Metal Oxide Semiconductors (MOS) find use in integrated circuit devices, such as logic circuitry and memory devices. Exemplary memory include static random access memory (SRAM), dynamic random access memory (DRAM), and floating gate programmable read-only memories (i.e., PROMs, EPROMs, and EEPROMs). Such circuitry inevitably includes conductive lines connecting one or more devices together. One type of conductive line is a field effect transistor gate construction forming a portion of one or more field effect transistors. A gate is received proximate a channel region typically formed in lightly doped semiconductive material. Upon application of a suitable threshold voltage to the gate, a field is created in the channel region enabling current to flow through the channel region from a source region to a drain region.
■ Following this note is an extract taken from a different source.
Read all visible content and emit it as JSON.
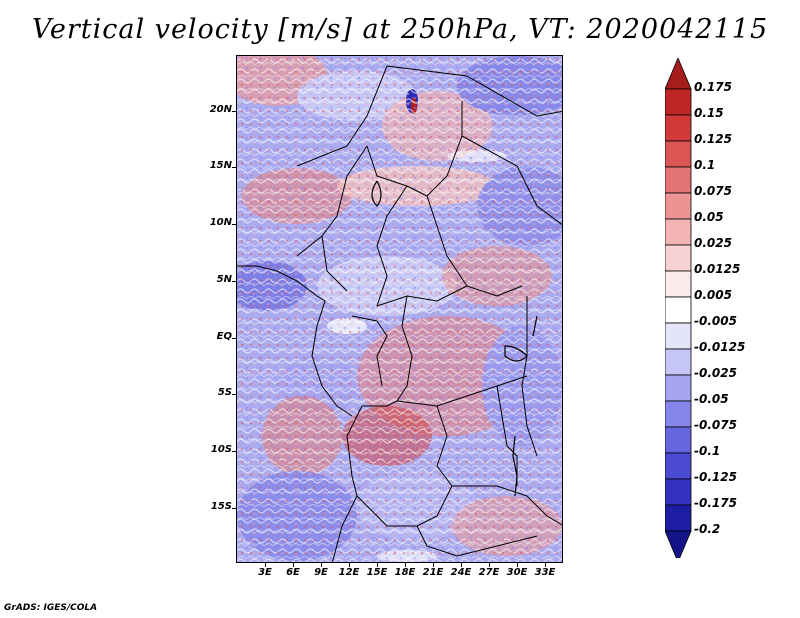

Alternately by way of example only, field effect transistor gate lines have also been utilized to establish fields therebeneath for creating isolation between circuitry components within a semiconductive substrate.
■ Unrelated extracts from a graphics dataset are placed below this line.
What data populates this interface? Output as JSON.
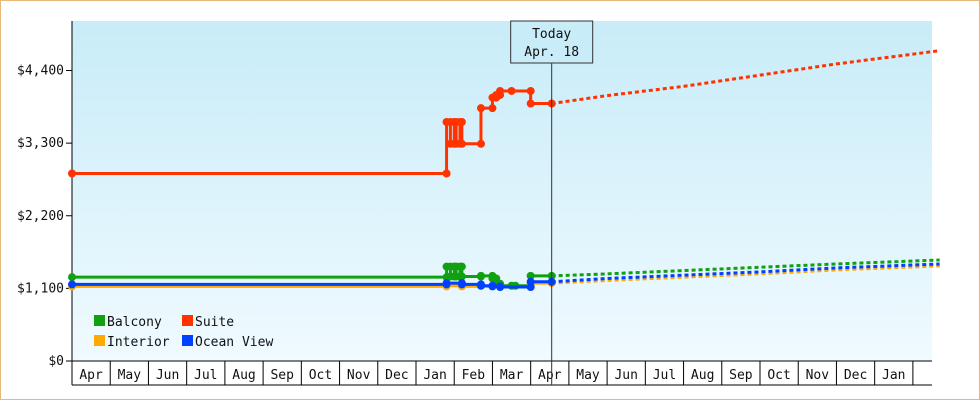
{
  "chart_data": {
    "type": "line",
    "y_axis": {
      "ticks": [
        0,
        1100,
        2200,
        3300,
        4400
      ],
      "tick_labels": [
        "$0",
        "$1,100",
        "$2,200",
        "$3,300",
        "$4,400"
      ],
      "ylim": [
        0,
        5150
      ]
    },
    "x_axis": {
      "ticks": [
        "Apr",
        "May",
        "Jun",
        "Jul",
        "Aug",
        "Sep",
        "Oct",
        "Nov",
        "Dec",
        "Jan",
        "Feb",
        "Mar",
        "Apr",
        "May",
        "Jun",
        "Jul",
        "Aug",
        "Sep",
        "Oct",
        "Nov",
        "Dec",
        "Jan"
      ],
      "xlim": [
        0,
        22.5
      ]
    },
    "today_marker": {
      "line1": "Today",
      "line2": "Apr. 18",
      "x": 12.55
    },
    "legend": {
      "placement": "bottom-left"
    },
    "series": [
      {
        "name": "Balcony",
        "color": "#10a010",
        "history": [
          [
            0,
            1270
          ],
          [
            9.8,
            1270
          ],
          [
            9.8,
            1430
          ],
          [
            9.9,
            1430
          ],
          [
            9.9,
            1280
          ],
          [
            10.0,
            1280
          ],
          [
            10.0,
            1430
          ],
          [
            10.05,
            1430
          ],
          [
            10.05,
            1280
          ],
          [
            10.15,
            1280
          ],
          [
            10.15,
            1430
          ],
          [
            10.2,
            1430
          ],
          [
            10.2,
            1280
          ],
          [
            10.7,
            1280
          ],
          [
            10.7,
            1290
          ],
          [
            11.0,
            1290
          ],
          [
            11.0,
            1250
          ],
          [
            11.1,
            1250
          ],
          [
            11.1,
            1170
          ],
          [
            11.2,
            1170
          ],
          [
            11.2,
            1140
          ],
          [
            11.5,
            1140
          ],
          [
            11.6,
            1140
          ],
          [
            12.0,
            1140
          ],
          [
            12.0,
            1290
          ],
          [
            12.55,
            1290
          ]
        ],
        "forecast": [
          [
            12.55,
            1290
          ],
          [
            14,
            1320
          ],
          [
            16,
            1370
          ],
          [
            18,
            1420
          ],
          [
            20,
            1470
          ],
          [
            22.7,
            1530
          ]
        ]
      },
      {
        "name": "Suite",
        "color": "#ff3300",
        "history": [
          [
            0,
            2840
          ],
          [
            9.8,
            2840
          ],
          [
            9.8,
            3620
          ],
          [
            9.9,
            3620
          ],
          [
            9.9,
            3290
          ],
          [
            10.0,
            3290
          ],
          [
            10.0,
            3620
          ],
          [
            10.05,
            3620
          ],
          [
            10.05,
            3290
          ],
          [
            10.15,
            3290
          ],
          [
            10.15,
            3620
          ],
          [
            10.2,
            3620
          ],
          [
            10.2,
            3290
          ],
          [
            10.7,
            3290
          ],
          [
            10.7,
            3830
          ],
          [
            11.0,
            3830
          ],
          [
            11.0,
            3990
          ],
          [
            11.1,
            3990
          ],
          [
            11.1,
            4030
          ],
          [
            11.2,
            4030
          ],
          [
            11.2,
            4090
          ],
          [
            11.5,
            4090
          ],
          [
            12.0,
            4090
          ],
          [
            12.0,
            3900
          ],
          [
            12.55,
            3900
          ]
        ],
        "forecast": [
          [
            12.55,
            3900
          ],
          [
            14,
            4020
          ],
          [
            16,
            4160
          ],
          [
            18,
            4330
          ],
          [
            20,
            4500
          ],
          [
            22.7,
            4700
          ]
        ]
      },
      {
        "name": "Interior",
        "color": "#ffaa00",
        "history": [
          [
            0,
            1130
          ],
          [
            9.8,
            1130
          ],
          [
            9.8,
            1140
          ],
          [
            10.2,
            1140
          ],
          [
            10.2,
            1130
          ],
          [
            11.2,
            1130
          ],
          [
            11.2,
            1120
          ],
          [
            12.0,
            1120
          ],
          [
            12.0,
            1180
          ],
          [
            12.55,
            1180
          ]
        ],
        "forecast": [
          [
            12.55,
            1180
          ],
          [
            14,
            1220
          ],
          [
            16,
            1270
          ],
          [
            18,
            1320
          ],
          [
            20,
            1380
          ],
          [
            22.7,
            1440
          ]
        ]
      },
      {
        "name": "Ocean View",
        "color": "#0040ff",
        "history": [
          [
            0,
            1160
          ],
          [
            9.8,
            1160
          ],
          [
            9.8,
            1180
          ],
          [
            10.2,
            1180
          ],
          [
            10.2,
            1160
          ],
          [
            10.7,
            1160
          ],
          [
            10.7,
            1140
          ],
          [
            11.0,
            1140
          ],
          [
            11.0,
            1130
          ],
          [
            11.2,
            1130
          ],
          [
            11.2,
            1120
          ],
          [
            12.0,
            1120
          ],
          [
            12.0,
            1200
          ],
          [
            12.55,
            1200
          ]
        ],
        "forecast": [
          [
            12.55,
            1200
          ],
          [
            14,
            1250
          ],
          [
            16,
            1300
          ],
          [
            18,
            1350
          ],
          [
            20,
            1410
          ],
          [
            22.7,
            1470
          ]
        ]
      }
    ]
  }
}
A field effect transistor gate line construction includes at least one conductive gate region and at least one gate dielectric region. The gate dielectric region is received intermediate the channel region and the conductive gate region. The common and predominantly used gate dielectric material has been SiO.sub.2. Yet, continued increase in circuit density and reduction in size of the field effect transistor gate constructions have reached the point where the thickness of silicon dioxide gate dielectric layers has become so small that leakage currents, reliability and defects have become problematic. Further, it is very difficult to grow very thin adequate silicon dioxide layers, such as less than 35 Angstroms, which may be desirable for advanced process flows, for example where gate width falls to 0.12 micron or less for logic processes.
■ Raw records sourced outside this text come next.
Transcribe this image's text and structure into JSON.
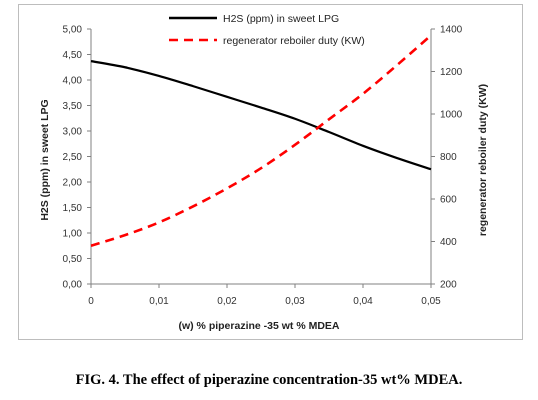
{
  "figure": {
    "caption": "FIG. 4. The effect of piperazine concentration-35 wt% MDEA."
  },
  "chart_data": {
    "type": "line",
    "xlabel": "(w) % piperazine -35 wt % MDEA",
    "ylabel_left": "H2S (ppm) in sweet LPG",
    "ylabel_right": "regenerator reboiler duty (KW)",
    "xlim": [
      0,
      0.05
    ],
    "ylim_left": [
      0,
      5
    ],
    "ylim_right": [
      200,
      1400
    ],
    "x_ticks": [
      "0",
      "0,01",
      "0,02",
      "0,03",
      "0,04",
      "0,05"
    ],
    "y_left_ticks": [
      "0,00",
      "0,50",
      "1,00",
      "1,50",
      "2,00",
      "2,50",
      "3,00",
      "3,50",
      "4,00",
      "4,50",
      "5,00"
    ],
    "y_right_ticks": [
      "200",
      "400",
      "600",
      "800",
      "1000",
      "1200",
      "1400"
    ],
    "grid": false,
    "legend_position": "top-right",
    "series": [
      {
        "name": "H2S (ppm) in sweet LPG",
        "axis": "left",
        "color": "#000000",
        "style": "solid",
        "x": [
          0,
          0.005,
          0.01,
          0.015,
          0.02,
          0.025,
          0.03,
          0.035,
          0.04,
          0.045,
          0.05
        ],
        "values": [
          4.37,
          4.25,
          4.08,
          3.88,
          3.67,
          3.46,
          3.24,
          2.98,
          2.71,
          2.47,
          2.25
        ]
      },
      {
        "name": "regenerator reboiler duty (KW)",
        "axis": "right",
        "color": "#ff0000",
        "style": "dashed",
        "x": [
          0,
          0.005,
          0.01,
          0.015,
          0.02,
          0.025,
          0.03,
          0.035,
          0.04,
          0.045,
          0.05
        ],
        "values": [
          380,
          430,
          490,
          565,
          650,
          745,
          855,
          975,
          1095,
          1230,
          1370
        ]
      }
    ]
  }
}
One proposed prior art alternative to these challenges would be to use a material having a higher dielectric constant than SiO.sub.2. One example material is tantalum pentoxide (Ta.sub.2 O.sub.5). Such material has a higher dielectric constant than silicon dioxide and silicon nitride. However, Ta.sub.2 O.sub.5 apparently is problematic to use by itself in conventional constructions where the channel region and overlying conductive region of the gate comprise silicon or silicon compounds. For example, Ta.sub.2 O.sub.5 does not deposit with good stoichiometry. It typically deposits as Ta.sub.x O.sub.y which is then reoxidized to predominantly produce Ta.sub.2 O.sub.5. Such processing undesirably has an adverse effect on the interface of the Ta.sub.2 O.sub.5 with overlying and underlying materials. Further, it is apparently highly desirable to separate the tantalum of the Ta.sub.2 O.sub.5 from contacting the typical overlying conductively doped polysilicon of the conductive gate region to prevent undesired reactions from occurring between the polysilicon and tantalum in Ta.sub.2 O.sub.5. Accordingly where Ta.sub.2 O.sub.5 has been suggested for use as a gate dielectric material, the proposed use is a gate dielectric region comprising a stack of SiO.sub.2 /Ta.sub.2 O.sub.5 /SiO.sub.2 layers. Such a stack, however, apparently produces less than optimum effective dielectric thickness, particularly because SiO.sub.2 has a lower dielectric constant than Ta.sub.2 O.sub.5.